Lorsque celui-ci se présenta au col de Guerbous, il y trouva un
détachement de spahis commandé par le lieutenant indigène
Mohammed-ben-Khouïa, qui le reçut à coups de fusil. Il était
deux heures du matin, la nuit était très noire, il tombait une
pluie torrentielle; l'officier qui commandait le poste avait peine
à reconnaître dans ce groupe de fugitifs l'émir jadis puissant et
ses derniers compagnons. Abd-el-Kader, préférant se rendre aux
Français plutôt qu'aux Marocains, fit porter sa demande d'aman à
La Moricière ; il offrait de se soumettre pourvu qu'on lui permît
de se retirer à Alexandrie ou à Saint-Jean-d'Acre ; La Moricière
accepta ces conditions. Le 23 décembre 1847, au marabout de
Sidi-Brahim, théâtre des derniers succès de l'émir, Abd-el-Kader
se rendit au colonel Cousin-Montauban, qui lui fit rendre les
honneurs au milieu de l'émotion générale. Le duc d'Aumale,
débarqué le matin même à Nemours, le reçut immédiatement et
confirma les promesses de La Moricière : " Il y a longtemps,
dit l'émir, que tu devais désirer ce qui s'accomplit aujourd'hui;
tout se passe selon la volonté de Dieu. " Il offrit au prince
la belle jument noire qu'il montait : " C'est, dit-il, la seule
chose que je possède et que j'estime en ce moment. - Je l'accepte,
répondit le prince, comme gage de ta soumission à la France et de
la paix de l'Algérie. "
Les promesses de La Moricière et du duc d'Aumale ne furent
tenues que quelques années plus tard. Abd-el-Kader fut d'abord
conduit à Toulon avec 90 personnes, dont 25 de sa famille,
notamment sa mère, sa femme, son beau-frère Mustapha-ben-Thami. La
révolution de Février ajourna son départ pour l'Orient; il fut
transféré d'abord à Pau, puis à Amboise.
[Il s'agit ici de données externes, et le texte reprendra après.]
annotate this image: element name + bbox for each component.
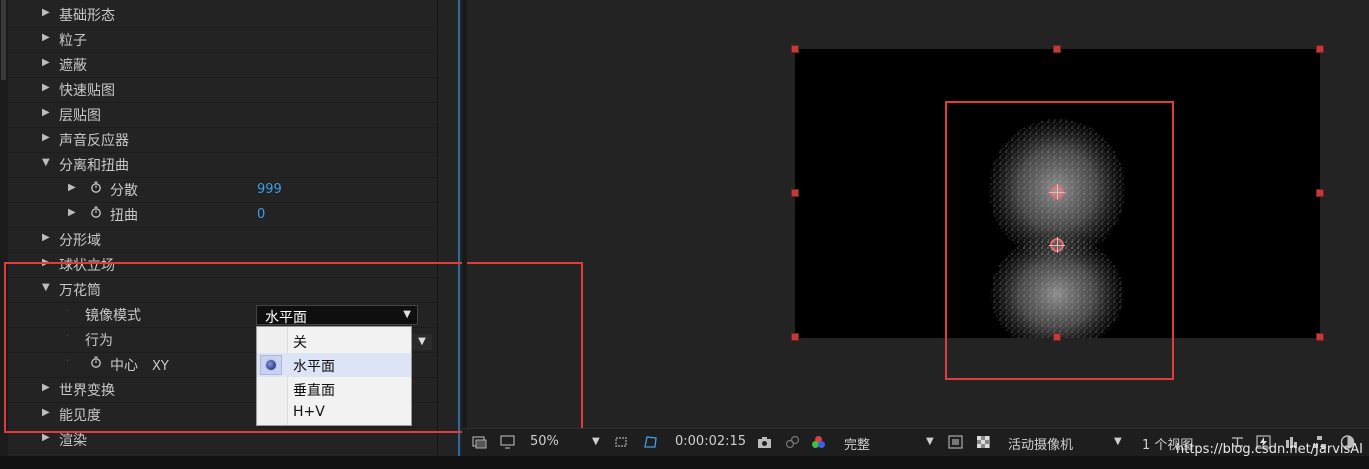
prop-twist: ▶ 扭曲 0 — [8, 202, 437, 228]
resolution-select[interactable]: 完整 — [844, 434, 870, 453]
group-label: 基础形态 — [59, 8, 115, 24]
transform-handle[interactable] — [1316, 189, 1324, 197]
camera-snapshot-icon[interactable] — [757, 435, 772, 449]
group-label: 声音反应器 — [59, 133, 129, 149]
group-fractal-field[interactable]: ▶ 分形域 — [8, 227, 437, 253]
expand-triangle-icon[interactable]: ▶ — [68, 207, 76, 218]
current-time-display[interactable]: 0:00:02:15 — [675, 434, 746, 449]
group-label: 分形域 — [59, 233, 101, 249]
group-label: 快速贴图 — [59, 83, 115, 99]
always-preview-icon[interactable] — [472, 435, 487, 449]
chevron-down-icon[interactable]: ▼ — [1114, 436, 1122, 447]
monitor-icon[interactable] — [500, 435, 515, 449]
chevron-down-icon[interactable]: ▼ — [926, 436, 934, 447]
group-basic-form[interactable]: ▶ 基础形态 — [8, 2, 437, 28]
transform-handle[interactable] — [1316, 333, 1324, 341]
group-audio-react[interactable]: ▶ 声音反应器 — [8, 127, 437, 153]
expand-triangle-icon[interactable]: ▶ — [42, 82, 50, 93]
collapse-triangle-icon[interactable]: ▼ — [42, 157, 50, 168]
transform-handle[interactable] — [1316, 45, 1324, 53]
expand-triangle-icon[interactable]: ▶ — [68, 182, 76, 193]
group-split-distort[interactable]: ▼ 分离和扭曲 — [8, 152, 437, 178]
group-label: 渲染 — [59, 433, 87, 449]
transform-handle[interactable] — [1053, 45, 1061, 53]
show-snapshot-icon[interactable] — [785, 435, 800, 449]
panel-divider[interactable] — [462, 0, 467, 456]
color-channels-icon[interactable] — [811, 435, 826, 449]
group-layer-maps[interactable]: ▶ 层贴图 — [8, 102, 437, 128]
scatter-value[interactable]: 999 — [257, 182, 282, 197]
group-label: 粒子 — [59, 33, 87, 49]
group-occlusion[interactable]: ▶ 遮蔽 — [8, 52, 437, 78]
panel-scrollbar-thumb[interactable] — [1, 0, 6, 80]
transform-handle[interactable] — [791, 189, 799, 197]
stopwatch-icon[interactable] — [90, 206, 102, 218]
camera-view-select[interactable]: 活动摄像机 — [1008, 434, 1073, 453]
stopwatch-icon[interactable] — [90, 181, 102, 193]
group-particle[interactable]: ▶ 粒子 — [8, 27, 437, 53]
expand-triangle-icon[interactable]: ▶ — [42, 432, 50, 443]
transform-handle[interactable] — [791, 45, 799, 53]
watermark-text: https://blog.csdn.net/JarvisAI — [1175, 442, 1363, 457]
annotation-highlight-box — [4, 262, 583, 433]
group-label: 分离和扭曲 — [59, 158, 129, 174]
chevron-down-icon[interactable]: ▼ — [592, 436, 600, 447]
transparency-grid-icon[interactable] — [976, 435, 991, 449]
expand-triangle-icon[interactable]: ▶ — [42, 7, 50, 18]
prop-scatter: ▶ 分散 999 — [8, 177, 437, 203]
zoom-level-select[interactable]: 50% — [530, 434, 559, 449]
prop-label: 扭曲 — [110, 208, 138, 224]
expand-triangle-icon[interactable]: ▶ — [42, 107, 50, 118]
effect-controls-panel: ▶ 基础形态 ▶ 粒子 ▶ 遮蔽 ▶ 快速贴图 ▶ 层贴图 ▶ 声音反应器 ▼ … — [0, 0, 583, 456]
status-strip — [0, 456, 1369, 469]
region-of-interest-icon[interactable] — [614, 435, 629, 449]
expand-triangle-icon[interactable]: ▶ — [42, 32, 50, 43]
expand-triangle-icon[interactable]: ▶ — [42, 57, 50, 68]
group-quick-maps[interactable]: ▶ 快速贴图 — [8, 77, 437, 103]
twist-value[interactable]: 0 — [257, 207, 265, 222]
group-label: 层贴图 — [59, 108, 101, 124]
fast-preview-icon[interactable] — [948, 435, 963, 449]
group-label: 遮蔽 — [59, 58, 87, 74]
mask-path-icon[interactable] — [643, 435, 658, 449]
transform-handle[interactable] — [791, 333, 799, 341]
expand-triangle-icon[interactable]: ▶ — [42, 232, 50, 243]
annotation-highlight-box — [945, 101, 1174, 380]
prop-label: 分散 — [110, 183, 138, 199]
expand-triangle-icon[interactable]: ▶ — [42, 132, 50, 143]
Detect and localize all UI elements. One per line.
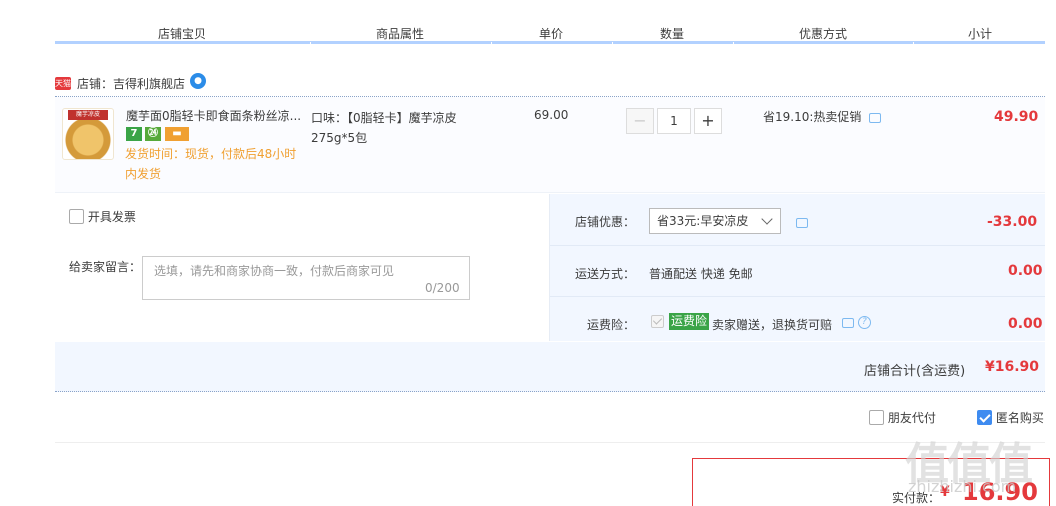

En 1852 seulement il
fut mis en liberté et conduit à Brousse; il s'établit ensuite à
Damas, où, lors des massacres de 1860, il sauva la vie à près de
400 chrétiens en les abritant dans sa demeure; son loyalisme ne se
démentit jamais; il mourut en 1883, vénéré des musulmans et
protégeant les chrétiens d'Orient.
Abd-el-Kader avait été pendant quinze ans le plus redoutable et
le plus persévérant de nos adversaires; il avait su se créer des
ressources et discipliner dans une certaine mesure un peuple
indisciplinable ; vaincu, il avait longtemps déjoué toutes les
poursuites; fugitif et émigré, il nous avait causé autant
d'embarras qu'aux jours de sa plus grande puissance. Il avait sur
ses compatriotes une supériorité qu'ils comprenaient
instinctivement; sa simplicité, ses mœurs austères, sa foi
ardente, son invincible ténacité font de lui une grande figure
historique. On peut dire, et c'est à son éloge, que du jour de sa
reddition date vraiment la conquête de l'Algérie par les
Français. Il y eut encore des soumissions à obtenir et des
révoltes à réprimer, mais la résistance sérieuse était finie
et la période des grandes guerres d'Afrique définitivement close.